A blue and white chinoiserie example with mask handles and applied relief-molded leaves, attributed to Samuel van Eenhoorn at De Grieksche A, is illustrated by Van Dam, 2004, p. 85, ill. 42. A pair of similar shape, with the grotesque masks and applied leaves, was sold at De Roos in Amsterdam, March/April 1914, lot 156. That pair had extraordinary lantern-like covers and paneled decoration and was supposedly marked for Albertus Kiel at De Witte Starre (The White Star) Factory, but more likely the pair was the product of Adriaen Kocx at De Grieksche A, to whom the decoration also can be attributed. A further pilgrim bottle marked for Lambertus van Eenhoorn at De Metale Pot (The Metal Pot) Factory is illustrated by Van Aken-Fehmers, Vol. I, 1999, p. 181, cat. no. 64. This example, as well as the Rijksmuseum bottle, has a flat cover. The current pair with its original covers of an unknown shape, and both marked, is extremely rare.

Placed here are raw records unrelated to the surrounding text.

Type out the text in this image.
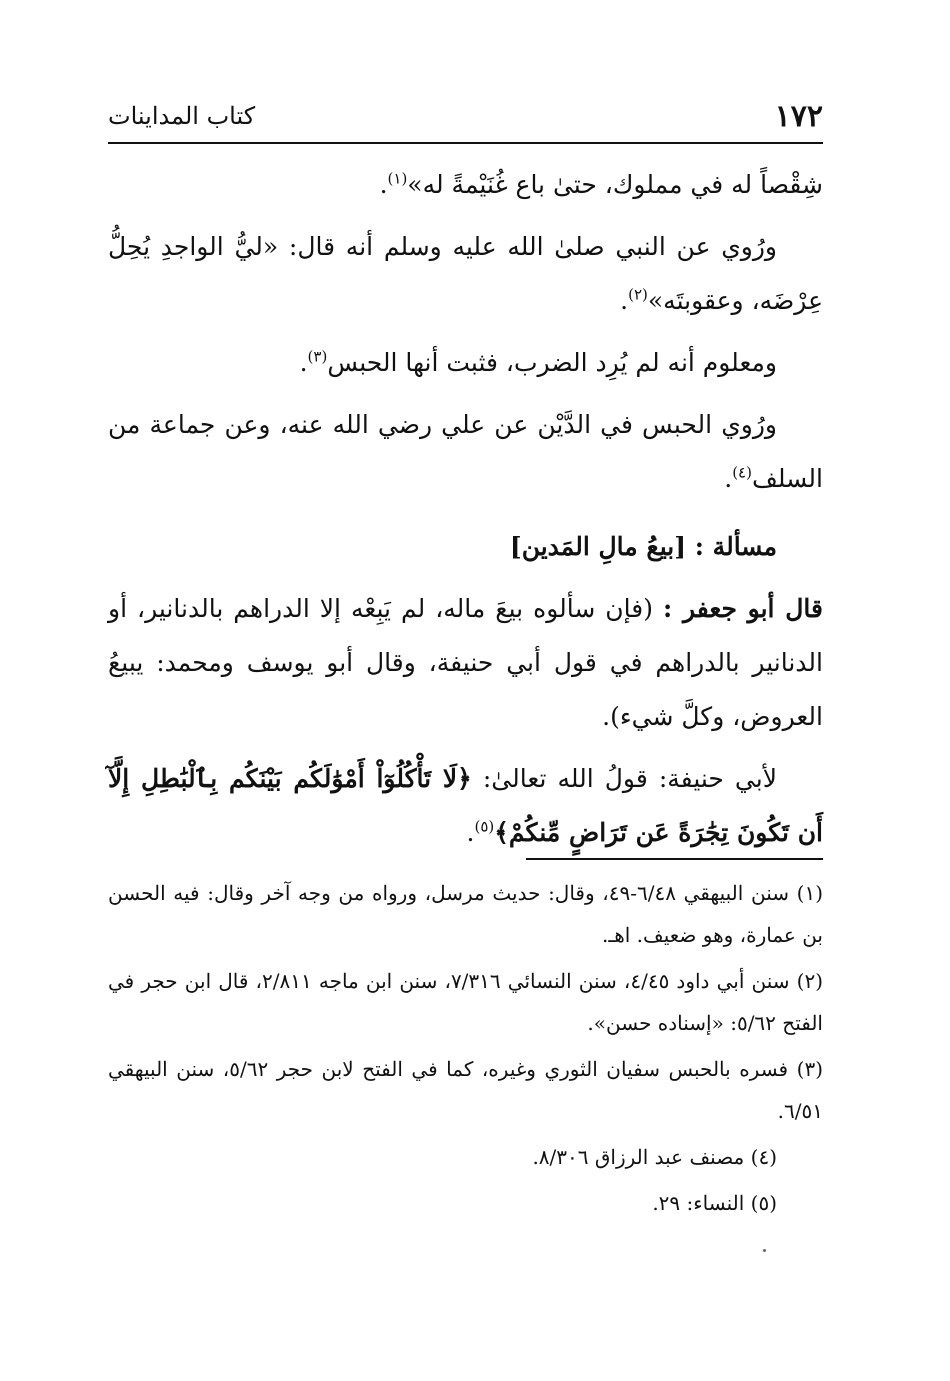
١٧٢
كتاب المداينات

شِقْصاً له في مملوك، حتىٰ باع غُنَيْمةً له»$^{(١)}$.

ورُوي عن النبي صلىٰ الله عليه وسلم أنه قال: «ليُّ الواجدِ يُحِلُّ عِرْضَه، وعقوبتَه»$^{(٢)}$.

ومعلوم أنه لم يُرِد الضرب، فثبت أنها الحبس$^{(٣)}$.

ورُوي الحبس في الدَّيْن عن علي رضي الله عنه، وعن جماعة من السلف$^{(٤)}$.

مسألة : [بيعُ مالِ المَدين]

قال أبو جعفر : (فإن سألوه بيعَ ماله، لم يَبِعْه إلا الدراهم بالدنانير، أو الدنانير بالدراهم في قول أبي حنيفة، وقال أبو يوسف ومحمد: يبيعُ العروض، وكلَّ شيء).

لأبي حنيفة: قولُ الله تعالىٰ: ﴿لَا تَأْكُلُوٓاْ أَمْوَٰلَكُم بَيْنَكُم بِٱلْبَٰطِلِ إِلَّآ أَن تَكُونَ تِجَٰرَةً عَن تَرَاضٍ مِّنكُمْ﴾$^{(٥)}$.

(١) سنن البيهقي ٦/٤٨-٤٩، وقال: حديث مرسل، ورواه من وجه آخر وقال: فيه الحسن بن عمارة، وهو ضعيف. اهـ.

(٢) سنن أبي داود ٤/٤٥، سنن النسائي ٧/٣١٦، سنن ابن ماجه ٢/٨١١، قال ابن حجر في الفتح ٥/٦٢: «إسناده حسن».

(٣) فسره بالحبس سفيان الثوري وغيره، كما في الفتح لابن حجر ٥/٦٢، سنن البيهقي ٦/٥١.

(٤) مصنف عبد الرزاق ٨/٣٠٦.

(٥) النساء: ٢٩.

The lambrequin motif is found also on items produced by De Grieksche A (The Greek A) Factory, both on pieces marked for Adriaen Kocx (1686-1701) and his son Pieter Adriaensz. Kocx (1701-1722), for example illustrated by Van Aken- Fehmers, Vol. I, 1999, pages 104, 105 and 110, cat. nos. 14, 15 and 19. Van Aken-Fehmers indicates on page 104 that the lambrequin motif was already used by the preceding owner, Samuel van Eenhoorn, whose production period from 1678 to 1686 is close to the present pilgrims bottles marked for Jacob Wemmersz. Hoppesteyn.